Some tips to help make life just a little easier for the whole family:
Maintain your parental status
This is not the time to try and be your child’s friend. Your child needs you to be a parent during this confusing stage of development.
Have clear-set rules
You will need to set new rules as your tween exercises his growing independence. You should begin by figuring out what is important to you, such as knowing the difference between right and wrong, honesty and getting good grades. This will help you decide to let go of things that don’t matter in the long run such as tidying a bedroom or wearing clean socks.
Make sure that your child knows where the limit is. Perhaps you can ignore it when she rolls her eyes at you, but ensure she understands that it’s crossing the line if she raises her voice or walks out the door mid conversation.

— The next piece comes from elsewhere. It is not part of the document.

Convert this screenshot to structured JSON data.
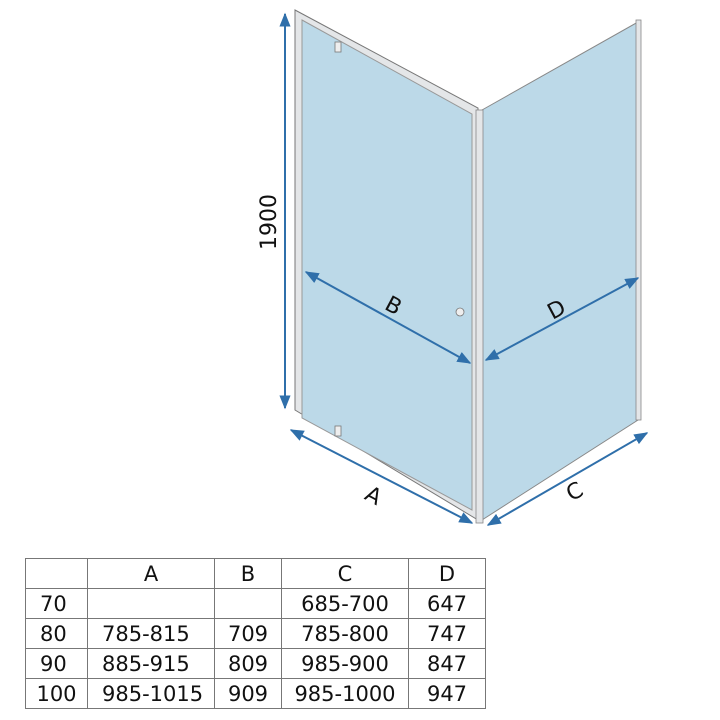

Choose a tween-appropriate punishment
Some parents find that taking away a favourite activity, like their games console or mobile phone is the best punishment when tweens misbehave. Whatever punishment you decide however, it’s always vital that you follow through. If they know that it’s just an empty threat, then you lose the upper hand.
Set aside some quality time each day
Take your tween out for lunch or go for a walk together, just the two of you. Don’t push an agenda, but let your child lead the conversation. Try to listen even if he is just trying to swindle that new computer game out of you! Always be ready to listen when your tween needs you. Even if you feel you are too busy to listen, try to stop what you are doing. This can make a big difference to your relationship.
Have family time
Even though your tween will begin to crave distance from her parents, she is still a kid and needs to have you there as a safety net. Why not designate a specific night as family night and ban all computer games, television, mobile phones and friends. The whole family can then spend time together cooking and playing games.